The growing number of people renting out a room or just a couch in their homes on websites like airbnb.com has some cities considering how these set-ups should fit into local zoning regulations, business permits and taxes.
Grand Rapids is considering changes that would require people who want to rent out space like this get a home-based business license and zoning permit.
“There’s been a lively debate on this subject in the community, perhaps unparalleled since urban chickens, I don’t know,” Mayor George Heartwell said as he opened a public hearing on the proposed changes Tuesday night.

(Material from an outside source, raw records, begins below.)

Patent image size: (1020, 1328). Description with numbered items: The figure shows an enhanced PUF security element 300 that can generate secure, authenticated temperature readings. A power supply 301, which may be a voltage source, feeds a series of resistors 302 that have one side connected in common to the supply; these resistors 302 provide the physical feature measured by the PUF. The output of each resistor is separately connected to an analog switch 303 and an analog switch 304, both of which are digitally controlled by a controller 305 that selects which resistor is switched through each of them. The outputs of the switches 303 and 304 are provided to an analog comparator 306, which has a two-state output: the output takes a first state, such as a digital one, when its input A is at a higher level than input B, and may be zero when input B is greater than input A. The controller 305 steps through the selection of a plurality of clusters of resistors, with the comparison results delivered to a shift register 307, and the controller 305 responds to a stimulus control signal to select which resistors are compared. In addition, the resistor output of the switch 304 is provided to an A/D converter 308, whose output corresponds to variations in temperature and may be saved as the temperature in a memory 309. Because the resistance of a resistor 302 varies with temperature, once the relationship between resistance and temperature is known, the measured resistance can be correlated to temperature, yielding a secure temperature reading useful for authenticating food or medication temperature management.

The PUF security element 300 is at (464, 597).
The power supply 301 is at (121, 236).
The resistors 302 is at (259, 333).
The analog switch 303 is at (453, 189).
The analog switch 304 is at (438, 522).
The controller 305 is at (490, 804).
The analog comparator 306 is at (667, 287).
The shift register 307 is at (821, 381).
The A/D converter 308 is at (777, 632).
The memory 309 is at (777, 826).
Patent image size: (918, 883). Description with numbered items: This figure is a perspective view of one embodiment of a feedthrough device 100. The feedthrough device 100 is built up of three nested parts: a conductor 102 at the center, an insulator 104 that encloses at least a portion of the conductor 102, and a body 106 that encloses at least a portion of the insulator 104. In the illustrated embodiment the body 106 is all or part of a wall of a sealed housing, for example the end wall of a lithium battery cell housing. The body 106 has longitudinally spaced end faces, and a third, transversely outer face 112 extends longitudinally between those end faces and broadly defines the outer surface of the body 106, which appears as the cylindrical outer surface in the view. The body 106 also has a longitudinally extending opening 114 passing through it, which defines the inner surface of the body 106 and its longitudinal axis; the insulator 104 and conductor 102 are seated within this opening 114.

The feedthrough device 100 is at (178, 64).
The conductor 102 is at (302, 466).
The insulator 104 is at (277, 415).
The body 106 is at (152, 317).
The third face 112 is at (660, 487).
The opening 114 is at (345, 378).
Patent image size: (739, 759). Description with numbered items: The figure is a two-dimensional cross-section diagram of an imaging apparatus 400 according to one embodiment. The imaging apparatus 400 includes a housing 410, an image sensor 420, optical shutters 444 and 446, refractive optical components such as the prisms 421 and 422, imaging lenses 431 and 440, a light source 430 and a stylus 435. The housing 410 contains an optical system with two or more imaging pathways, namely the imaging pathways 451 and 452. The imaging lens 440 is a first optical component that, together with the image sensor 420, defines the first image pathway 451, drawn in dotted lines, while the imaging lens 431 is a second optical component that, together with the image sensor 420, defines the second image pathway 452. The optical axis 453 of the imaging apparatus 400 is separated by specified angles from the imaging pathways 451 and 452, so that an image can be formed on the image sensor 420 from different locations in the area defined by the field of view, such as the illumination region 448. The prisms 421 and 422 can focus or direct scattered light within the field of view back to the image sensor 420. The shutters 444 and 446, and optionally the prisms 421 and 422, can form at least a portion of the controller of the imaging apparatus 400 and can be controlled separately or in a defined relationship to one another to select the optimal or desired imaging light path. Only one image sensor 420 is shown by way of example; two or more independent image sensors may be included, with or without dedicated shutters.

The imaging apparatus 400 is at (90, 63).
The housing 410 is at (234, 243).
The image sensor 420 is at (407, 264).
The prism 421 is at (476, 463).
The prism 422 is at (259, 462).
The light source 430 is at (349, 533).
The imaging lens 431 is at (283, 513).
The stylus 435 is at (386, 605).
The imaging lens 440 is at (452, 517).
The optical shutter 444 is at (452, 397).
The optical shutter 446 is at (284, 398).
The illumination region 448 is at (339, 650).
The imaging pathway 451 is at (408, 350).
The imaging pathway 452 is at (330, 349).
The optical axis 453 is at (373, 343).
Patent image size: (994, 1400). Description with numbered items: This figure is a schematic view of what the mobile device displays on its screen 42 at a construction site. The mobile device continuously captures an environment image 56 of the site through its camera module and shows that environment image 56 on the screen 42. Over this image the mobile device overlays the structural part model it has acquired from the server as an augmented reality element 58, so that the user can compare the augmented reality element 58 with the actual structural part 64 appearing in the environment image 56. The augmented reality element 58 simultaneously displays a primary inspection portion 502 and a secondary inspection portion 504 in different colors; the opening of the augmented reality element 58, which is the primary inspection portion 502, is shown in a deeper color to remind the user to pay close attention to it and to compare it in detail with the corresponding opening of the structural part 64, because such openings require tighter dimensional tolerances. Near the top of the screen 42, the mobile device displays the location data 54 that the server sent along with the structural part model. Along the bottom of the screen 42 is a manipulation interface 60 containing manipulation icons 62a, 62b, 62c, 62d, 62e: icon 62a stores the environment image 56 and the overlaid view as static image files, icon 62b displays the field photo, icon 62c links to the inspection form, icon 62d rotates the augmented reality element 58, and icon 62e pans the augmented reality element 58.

Barbara Hekhuis worries about the impact short-term rentals would have on the popular, Heritage Hill historic district where she’s lived for 25 years.
“Turning my neighborhood into a hotel, commercial district is very offensive to me. And it destroys all the things that I and my neighbors have invested into,” Hekhuis said at a public hearing Tuesday night.
Opponents of the proposed regulations agree there are legitimate concerns.
“Airbnb has been in Grand Rapids for three years and we cannot find any evidence of even one complaint against a host or a guest that was disrespectful or noisy or loud of any kind,” Airbnb host Karen Coy said.
“So other than the fact that it’s illegal it actually appears to be working pretty well,” Coy laughed.
Coy and others asked to work with the city to come up with a compromise that will keep short-term rentals viable. They worry the increased fees associated with city permits would deter most people from considering renting an extra room out.
Grand Rapids City Attorney Catherine Mish pointed out people who have been hosting should be disclosing that income on their taxes. Hosts with this kind of home based business license would have to pay hotel/motel taxes in Kent County, Michigan sales tax, and could not claim 100% of the homestead exemption on their tax returns.
The issue's been around for a while in tourist communities on the Lake Michigan shore.
Traverse City adopted regulations a few years ago. Short term rentals were banned in residentially zoned districts. Those with a condo or home in a business district are allowed to rent out all or part of their homes, but for no less than a week at a time.
Grand Rapids could decide on the changes as soon as next week.
Editors note: A reference to couchsurfing.com was removed from this article to prevent confusion. The city is not looking to regulate any specific website, rather the practice of renting out a space in a person's home as a home occupation.